Şimdi genetiği değiştirilmiş ürünlerin tohumları her yıl satın alınmak zorunda. Çünkü bu tohumlardan üreyen bitkiler tohum olarak kullanılamıyor. Çünkü hazır tohumların DNA’ları içerisinde ölüm geni ( kısırlık geni) var. Böylece her yıl yeniden tohum almak gerekiyor. Ayrıca bu tohumların DNA’ları içinde diğer bitkilere bulaşmasını sağlayan genler de var. Siz bu tarlada hazır tohumdan bir şey üretiyorsanız, çevredeki tarladaki ürünlerin de DNA’ları değişiyor. Sadece onların da değil, bayağı yabani otların bile DNA’ları bu tohumların içinde bulunan antibiyotik direnci ve bunun gibi DNA’ları içine alıyor. Yani bütün çevrenin bitki genetiği değişiyor.
Oysa yerli tohum o mikro çevrenin bütün koşullarına uyacak şekilde evrilmiştir. Bir bakıma tohum dediğin, bir bitkinin anasından çok daha fazlasıdır, adeta o çevrenin Levh-i Mahfuzudur. (Levh=levhalar, Livha=lifler)(Arapçada sesli harfler yazılmaz)(Mahfuz=muhafaza edilmiş, zarflanmış) ( ben bunlardan DNA anlıyorum)
Çanakkale’de en çok hoşuma giden şeylerden biri de belediyenin yerli tohumlar için ‘’Tohum Bankası’’ projesini hayata geçirmiş olması.

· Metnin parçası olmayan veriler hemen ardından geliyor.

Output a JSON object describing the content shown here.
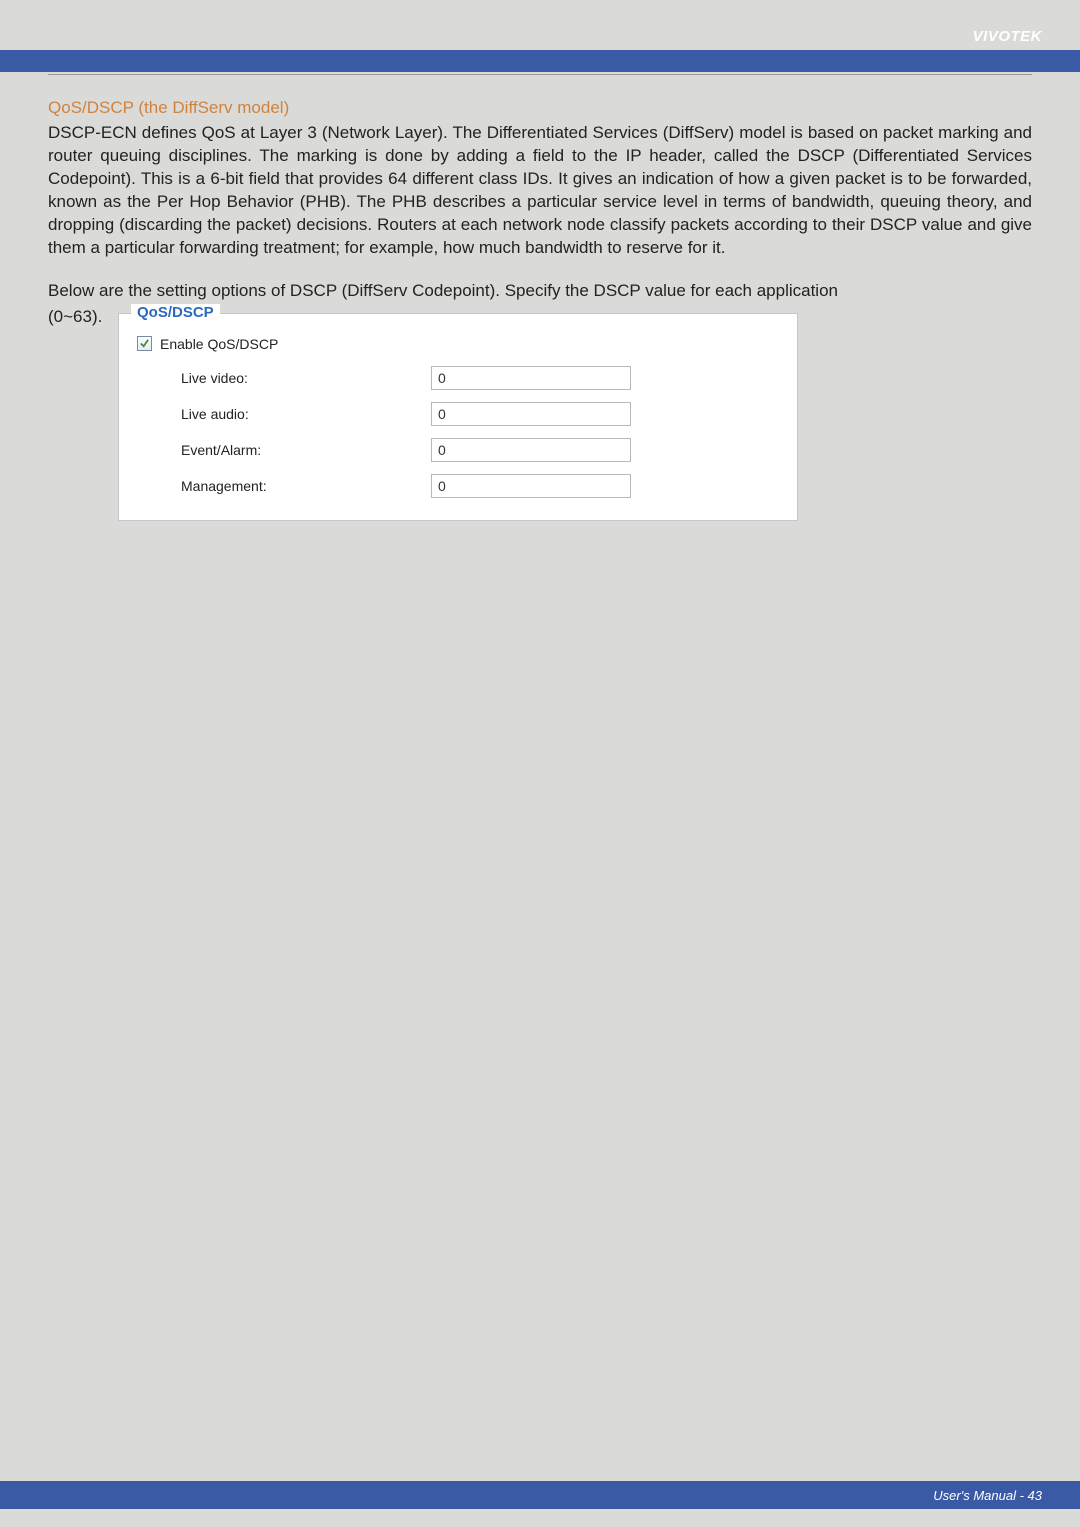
{
  "header": {
    "brand": "VIVOTEK"
  },
  "section": {
    "title": "QoS/DSCP (the DiffServ model)",
    "paragraph1": "DSCP-ECN defines QoS at Layer 3 (Network Layer). The Differentiated Services (DiffServ) model is based on packet marking and router queuing disciplines. The marking is done by adding a field to the IP header, called the DSCP (Differentiated Services Codepoint). This is a 6-bit field that provides 64 different class IDs. It gives an indication of how a given packet is to be forwarded, known as the Per Hop Behavior (PHB). The PHB describes a particular service level in terms of bandwidth, queuing theory, and dropping (discarding the packet) decisions. Routers at each network node classify packets according to their DSCP value and give them a particular forwarding treatment; for example, how much bandwidth to reserve for it.",
    "paragraph2": "Below are the setting options of DSCP (DiffServ Codepoint). Specify the DSCP value for each application (0~63).",
    "range_label": "(0~63)."
  },
  "panel": {
    "legend": "QoS/DSCP",
    "enable_label": "Enable QoS/DSCP",
    "fields": {
      "live_video": {
        "label": "Live video:",
        "value": "0"
      },
      "live_audio": {
        "label": "Live audio:",
        "value": "0"
      },
      "event_alarm": {
        "label": "Event/Alarm:",
        "value": "0"
      },
      "management": {
        "label": "Management:",
        "value": "0"
      }
    }
  },
  "footer": {
    "text": "User's Manual - 43"
  }
}
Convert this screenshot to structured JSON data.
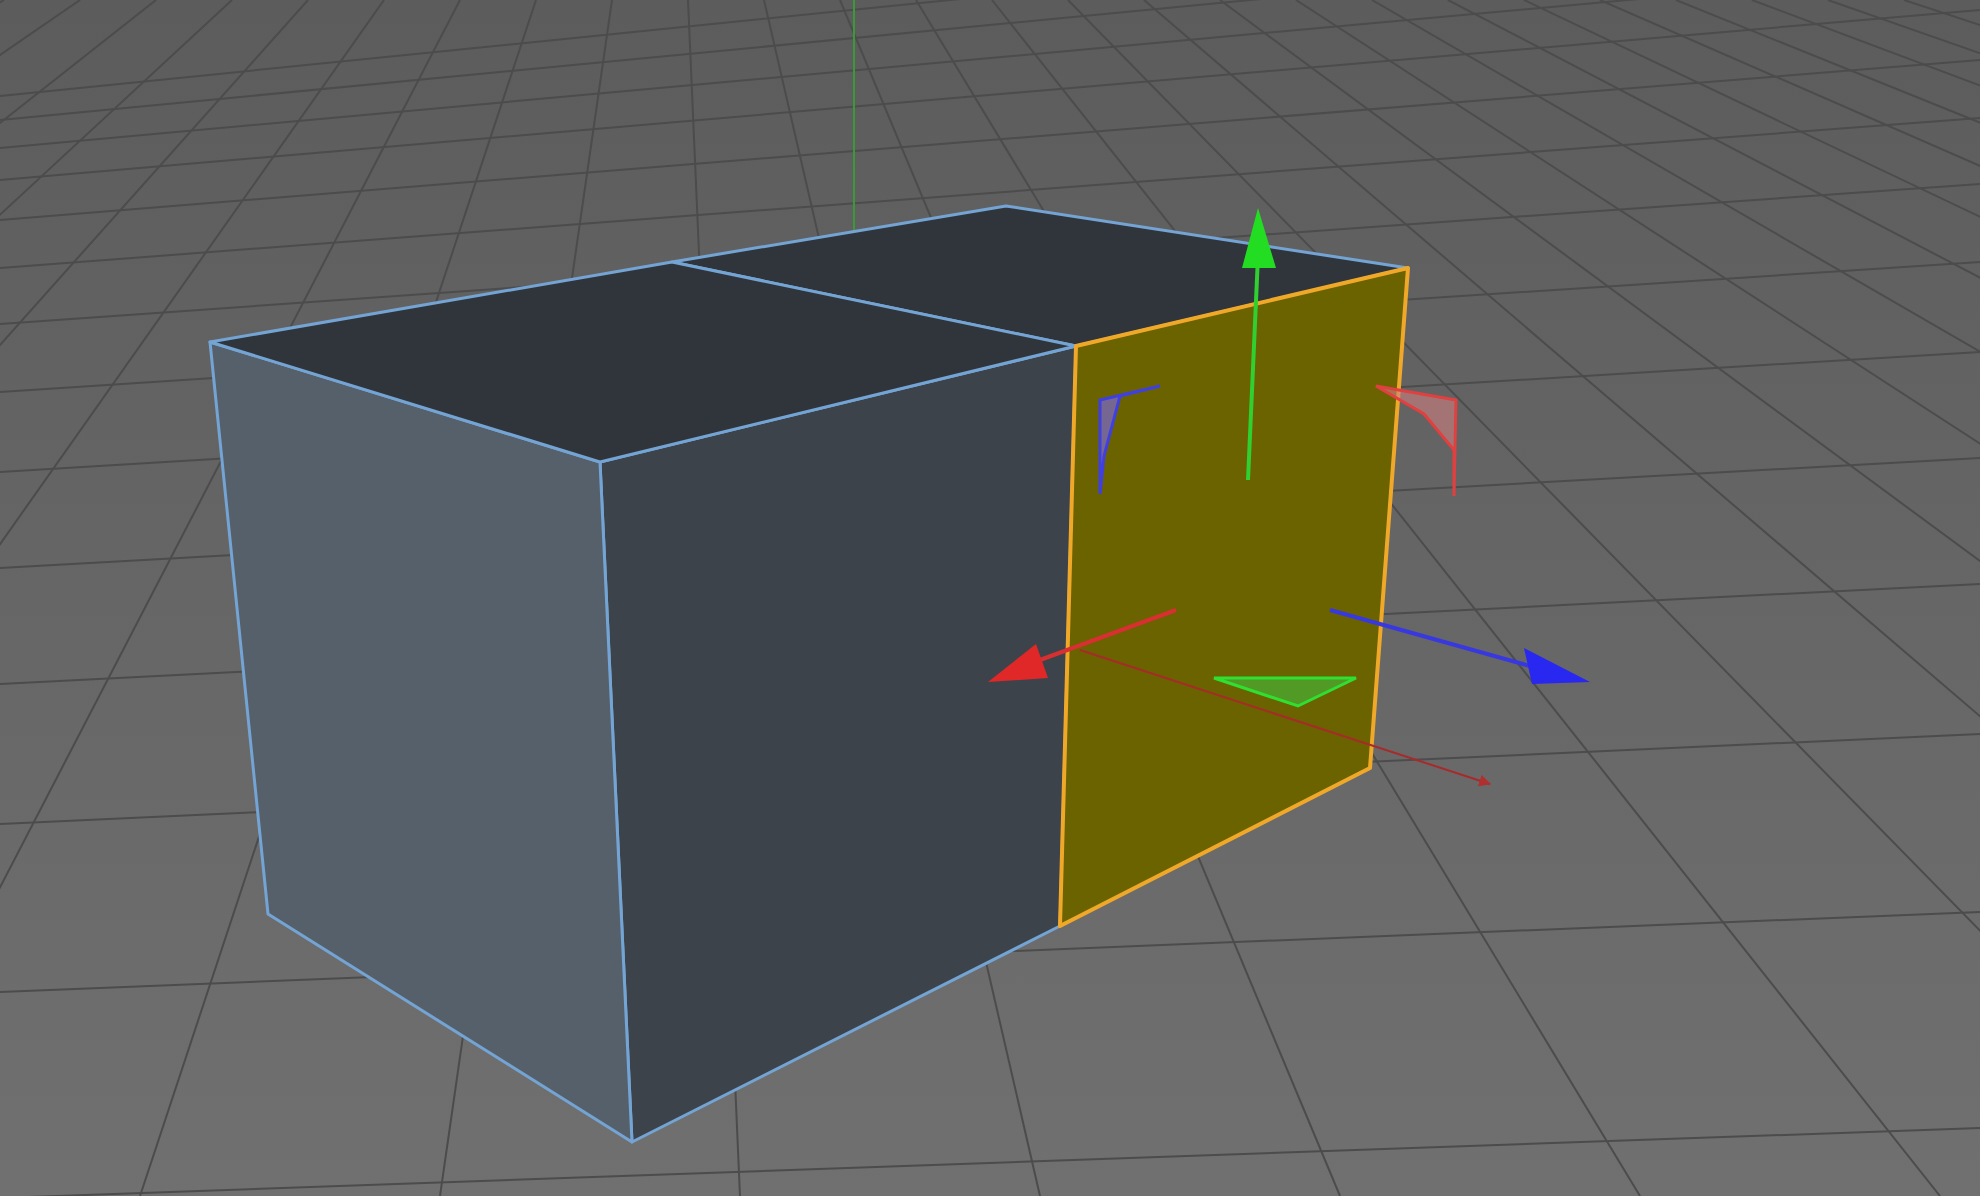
{
  "viewport": {
    "faces": [
      {
        "selected": false
      },
      {
        "selected": false
      },
      {
        "selected": false
      },
      {
        "selected": false
      },
      {
        "selected": true
      }
    ]
  }
}
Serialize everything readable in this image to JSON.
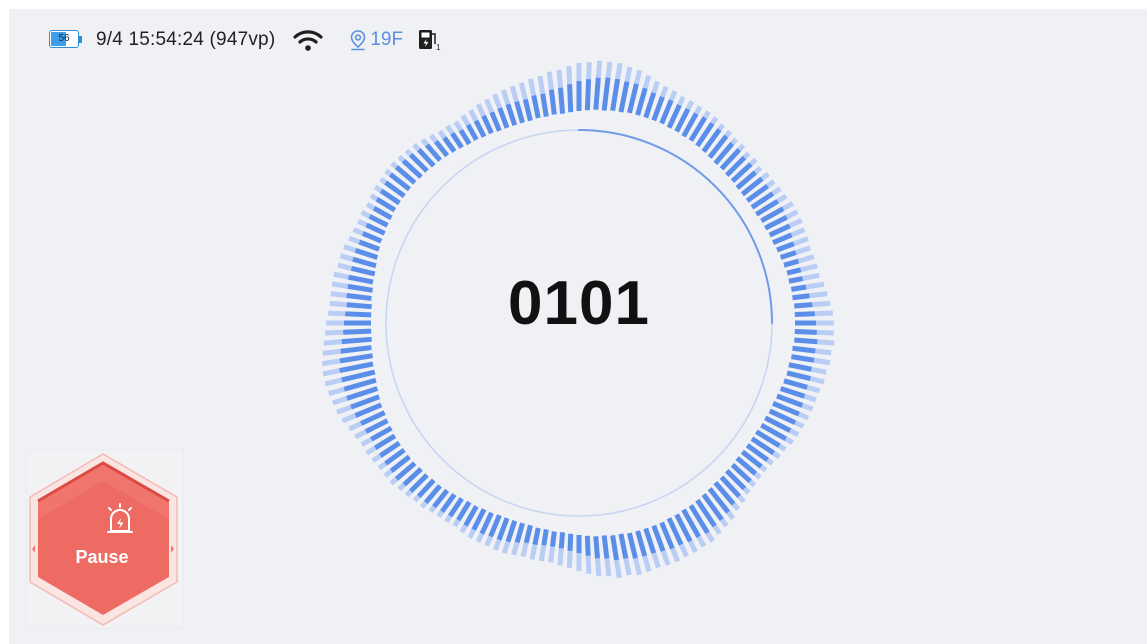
{
  "status_bar": {
    "battery_level": "56",
    "battery_fraction": 0.56,
    "datetime": "9/4 15:54:24 (947vp)",
    "wifi_icon": "wifi-icon",
    "location_icon": "location-pin-icon",
    "floor": "19F",
    "charger_icon": "charging-station-icon",
    "charger_sub": "1"
  },
  "dial": {
    "value": "0101",
    "progress_fraction": 0.25,
    "colors": {
      "accent": "#5b8ee8",
      "accent_light": "#b9cdf5",
      "ring": "#a9c1f2"
    }
  },
  "pause_button": {
    "label": "Pause",
    "icon": "alarm-lightning-icon",
    "color": "#ee6b63"
  }
}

Bu proje için tarihi bir binayı restore edip, bankayı kurdular. Çevre ilçelerden, köylerden elde kalmış yerli tohum, mısır, börülce, sarı nohut, sarı buğday, alaca karpuz, kavun ve daha bir çok ürünün tohumlarını elde edip, bir kısmından üretime geçtiler, diğerlerini de en kısa zamanda üretecekler.
Şu anda bizim köyde bu projeden bağımsız olarak zaten 3 türlü yerli buğday, kavun, karpuz, bezelye ve diğer bazı ürünler üretiliyormuş. Biz bu yıl kendi bostanımızda yerli tohum mısır, lahana, domates, kavun ve karpuz ürettik. Buğday üretecek halimiz olmadığı için bakkalımızın kendi ürünü olan yerli buğdaylardan alıp, kara değirmende öğütüp, bundan sonra ekmeği de o unlarla yapacağım.
Pazara gittiğimizde herkesin kendi köyünün ürününü gururla sattığını görüyorum. Örneğin burada Bursa şeftalisi bulamıyorsunuz, yerli olanı satıyorlar.
Umarım belediyenin bu yıl hayata geçirdiği tohum bankası projesi yaygınlaşır ve yerli tohum daha çok kullanılır. Doğamızı kendi zenginliği içerisinde muhafaza edebilmek için yapılması gereken daha çok iş var.